Only two of Scotland’s canals — the Crinan and the Caledonian — remain fully navigable today, though some stretches of the Forth and Clyde, and Union, Canals have been restored and there are some pleasure sailing opportunities.

The Crinan and the Caledonian remain in use because they still fulfil the purpose for which they were built — to offer an alternative, for smaller vessels, to what would otherwise be a long and exposed sea-passage. Scotland’s other major canals had provided for the convenient transportation of raw materials in bulk, such as timber, steel or coal: and the speedy and more comfortable movement of passengers.

Since both these functions were, in the course of time, better catered for by the railways and the road networks, the canals became outmoded and eventually abandoned.
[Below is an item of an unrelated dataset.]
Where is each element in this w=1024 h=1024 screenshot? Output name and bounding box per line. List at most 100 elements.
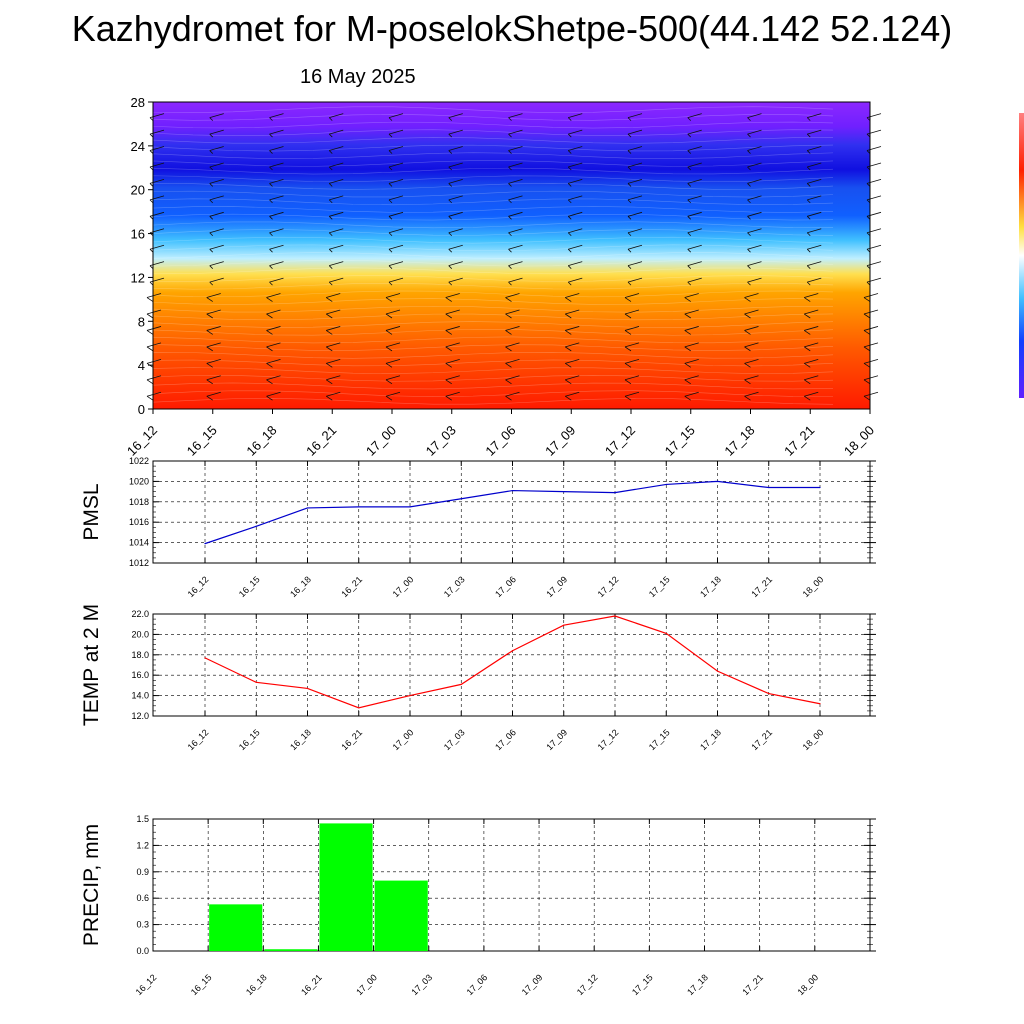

Thus were lost the Forth and Clyde Canal from Grangemouth to Bowling: the Union Canal which (across beautiful countryside and over some quite spectacular aqueducts) linked the centre of Edinburgh to the Forth and Clyde Canal near Falkirk: the Monkland Canal from Glasgow to the coalfields of Lanarkshire: the Paisley Canal from Glasgow to Johnstone, all that was ever completed of an ambitious project to link Glasgow by canal to Ardrossan on the Ayrshire coast: and the less-well-known Aberdeenshire Canal which ran from the Granite City northwards to Inverurie.

THE NEW HORSEPOWER — Here is the precursor of the juggernauts of today, an early brewer’s lorry with, perched on the fence, some of the urchins whose taunts on and off the Firth could make life such a misery for the beleaguered Para Handy. But it would be 50 years before the last horse-and-cart disappeared from the streets of Glasgow.

At the height of the canal ‘boom’ there were proposals for many other, smaller scale, projects throughout Scotland from the Solway in the south and as far north as the Moray Firth. Some of these, such as a two-mile cut to carry coal from the Ayrshire mines to Saltcoats harbour: a three-mile waterway, again to carry coals, across the Mull of Kintyre from the Machrihanish mines to Campbeltown: and a two-mile canal at Cupar in Fife, to convey limestone, were actually completed.

Two hugely ambitious projects came to nothing: but it is quite intriguing to speculate how the economic history of the country might have been altered if they had. One, first mooted at the beginning of the nineteenth century, proposed a cross-Scotland canal linking Dumbarton on the Clyde with Stonehaven, south of Aberdeen, by way of Stirling and Perth. The second, which was actively promoted for over 60 years and only finally buried for good in 1947, was for a canal linking the Firths of the Forth and the Clyde, a through route for ocean-going vessels, a huge waterway which would have been on the same scale as the Manchester Ship Canal in England. Several alternatives were considered: by far the most dramatic, not to say controversial proposal, would have taken the waterway from the head of Loch Long and through Loch Lomond to debouch into the Forth near the village of Fallin a mile or two east of Stirling.